De theorie van Urie Bronfenbrenner verklaart de ontwikkeling van kinderen door hun interactie met meerdere omgevingen te bestuderen. Deze omgevingen noemt hij ecologische systemen. Bronfenbrenner’s ecologisch systeemtheorie ziet vijf niveaus van externe invloed op de ontwikkeling van kinderen.
De Amerikaanse psycholoog Urie Bronfenbrenner formuleerde de ecologische systeemtheorie om te verklaren hoe de aangeboren karaktereigenschappen van kinderen en hun omgeving op elkaar inwerken om te beïnvloeden hoe ze groeien en zich ontwikkelen.
Volgens Bronfenbrenner’s ecologische systeemtheorie zijn kinderen verstrikt in deze verschillende ecosystemen, van het meest kleine en intieme ecologische systeem thuis tot het grotere schoolsysteem, tot aan het enorme systeem dat maatschappij en cultuur omvat. Al deze ecologische systemen staan onvermijdelijk in wisselwerking met elkaar en beïnvloeden elkaar in alle aspecten van het leven.
Oudste dochters: ze lijken vaak op elkaar, en dat blijkt geen toeval te zijn. Auteurs Lisette Schuitemaker en Wies Enthoven, beiden zelf de oudste thuis, ontdekten de vijf typische eigenschappen die alle oudste dochters in meer of mindere mate bezitten.
Inhoud van dit artikel:
De ecologische systeemtheorie

1: Het microsysteem
Het microsysteem is de kleinste en meest directe omgeving waarin kinderen leven. Het microsysteem omvat het gezin, de leraren of klasgenootjes en de vriendjes waar de kinderen mee opgroeien.
Interacties binnen dit microsysteem betreffen gewoonlijk persoonlijke relaties met familieleden, klasgenoten, leraren en verzorgers. De interacties in een microsysteem zijn tweerichtingsverkeer, wat betekent dat het kind beïnvloed kan worden door andere mensen in zijn omgeving en ook in staat is de overtuigingen en handelingen van andere mensen te veranderen. Bovendien kunnen de reacties van het kind op personen in zijn microsysteem invloed hebben op hoe zij hen op hun beurt behandelen.
De interacties binnen microsystemen zijn vaak heel persoonlijk en zijn van cruciaal belang voor de bevordering en ondersteuning van de ontwikkeling van het kind. Als een kind een sterke warme relatie met zijn of haar ouders heeft, zou dat een positief effect op het kind hebben. Terwijl afstandelijke en onaanhankelijke ouders een negatief effect op het kind zullen hebben.
Een van de belangrijkste bevindingen die Urie Bronfenbrenner in zijn studie van ecologische systemen ontdekte is dat broers en zussen die zich in hetzelfde ecologische systeem bevinden dit soms als heel verschillende omgevingen ervaren.
Het is dus niet onmogelijk dat de ontwikkeling van broers en zussen op verschillende manieren verloopt.

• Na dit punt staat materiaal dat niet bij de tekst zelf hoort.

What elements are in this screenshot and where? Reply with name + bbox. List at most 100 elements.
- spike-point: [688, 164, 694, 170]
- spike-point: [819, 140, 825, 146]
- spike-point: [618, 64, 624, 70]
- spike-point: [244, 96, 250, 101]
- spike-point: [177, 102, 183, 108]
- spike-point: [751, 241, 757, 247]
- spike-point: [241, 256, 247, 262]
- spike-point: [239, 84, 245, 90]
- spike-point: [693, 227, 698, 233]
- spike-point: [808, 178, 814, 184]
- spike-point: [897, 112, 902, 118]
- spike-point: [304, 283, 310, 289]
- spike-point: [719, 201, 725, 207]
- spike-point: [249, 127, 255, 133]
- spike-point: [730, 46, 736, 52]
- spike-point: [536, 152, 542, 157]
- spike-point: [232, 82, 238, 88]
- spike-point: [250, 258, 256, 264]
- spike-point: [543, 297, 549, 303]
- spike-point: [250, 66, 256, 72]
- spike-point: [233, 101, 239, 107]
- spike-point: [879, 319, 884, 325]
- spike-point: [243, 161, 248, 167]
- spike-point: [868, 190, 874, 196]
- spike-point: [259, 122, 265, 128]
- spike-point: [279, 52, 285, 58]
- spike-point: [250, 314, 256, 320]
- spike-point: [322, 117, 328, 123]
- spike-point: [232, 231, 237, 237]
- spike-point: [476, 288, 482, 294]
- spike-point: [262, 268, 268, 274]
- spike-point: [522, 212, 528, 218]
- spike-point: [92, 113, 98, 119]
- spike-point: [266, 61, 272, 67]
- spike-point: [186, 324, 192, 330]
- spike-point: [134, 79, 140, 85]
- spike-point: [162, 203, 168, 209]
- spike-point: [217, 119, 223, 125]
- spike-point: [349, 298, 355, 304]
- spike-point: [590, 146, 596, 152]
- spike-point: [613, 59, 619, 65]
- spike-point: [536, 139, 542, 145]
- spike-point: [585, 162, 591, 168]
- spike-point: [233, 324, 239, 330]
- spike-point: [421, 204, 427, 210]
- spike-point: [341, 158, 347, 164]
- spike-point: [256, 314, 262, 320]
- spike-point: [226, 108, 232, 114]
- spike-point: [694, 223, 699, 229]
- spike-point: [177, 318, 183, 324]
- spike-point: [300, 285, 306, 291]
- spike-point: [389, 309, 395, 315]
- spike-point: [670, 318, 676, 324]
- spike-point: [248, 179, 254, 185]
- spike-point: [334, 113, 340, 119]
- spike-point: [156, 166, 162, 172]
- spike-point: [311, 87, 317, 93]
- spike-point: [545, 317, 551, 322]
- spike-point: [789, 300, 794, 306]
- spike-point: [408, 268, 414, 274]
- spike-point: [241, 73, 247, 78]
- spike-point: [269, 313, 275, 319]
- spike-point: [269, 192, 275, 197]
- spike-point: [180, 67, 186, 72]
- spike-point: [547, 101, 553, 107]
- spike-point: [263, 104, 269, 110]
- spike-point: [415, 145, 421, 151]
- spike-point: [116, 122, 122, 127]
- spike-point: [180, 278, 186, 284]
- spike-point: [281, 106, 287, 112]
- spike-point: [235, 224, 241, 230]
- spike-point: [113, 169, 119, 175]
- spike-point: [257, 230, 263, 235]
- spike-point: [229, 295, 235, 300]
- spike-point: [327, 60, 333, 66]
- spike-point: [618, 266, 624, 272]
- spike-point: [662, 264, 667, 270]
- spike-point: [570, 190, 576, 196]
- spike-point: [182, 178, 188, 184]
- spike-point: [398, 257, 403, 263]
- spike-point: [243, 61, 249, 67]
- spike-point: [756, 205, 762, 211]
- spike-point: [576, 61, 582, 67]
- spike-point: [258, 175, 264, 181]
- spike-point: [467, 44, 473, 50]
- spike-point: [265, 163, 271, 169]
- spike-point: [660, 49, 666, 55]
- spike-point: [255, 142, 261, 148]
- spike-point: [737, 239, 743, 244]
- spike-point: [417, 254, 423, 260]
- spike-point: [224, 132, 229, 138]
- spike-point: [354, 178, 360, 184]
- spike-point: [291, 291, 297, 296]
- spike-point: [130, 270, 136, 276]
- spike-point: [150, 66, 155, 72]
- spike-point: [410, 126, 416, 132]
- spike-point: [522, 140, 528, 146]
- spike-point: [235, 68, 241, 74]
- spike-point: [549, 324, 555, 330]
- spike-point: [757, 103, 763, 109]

De bijzondere persoonlijkheidskenmerken van elk kind, zoals temperament, dat beïnvloed wordt door unieke genetische en biologische factoren, hebben uiteindelijk invloed op hoe de kinderen door anderen behandeld wordt.
2: Het mesosysteem
Het mesosysteem omvat de interacties tussen de verschillende microsystemen van het kind. Het mesosysteem is een systeem dat bestaat uit microsystemen en omvat de verbinding tussen de thuiswereld en schoolwereld, tussen vriendengroep en het gezin, en tussen het gezin en de buurtgemeenschap. Het gaat dan bijvoorbeeld om de interacties tussen de ouders en de leraren, of tussen klasgenoten en broers en zussen.
Als de ouders van een kind bijvoorbeeld communiceren met de leraar of de vrienden van hun kind dan kan deze wisselwerking de ontwikkeling van het kind beïnvloeden.
Als de ouders van een kind goed kunnen opschieten met hun leraren of actief betrokken zijn bij de vriendschappen van hun kind dan wordt de ontwikkeling van het kind positief beïnvloed door harmonie en gelijkgestemdheid.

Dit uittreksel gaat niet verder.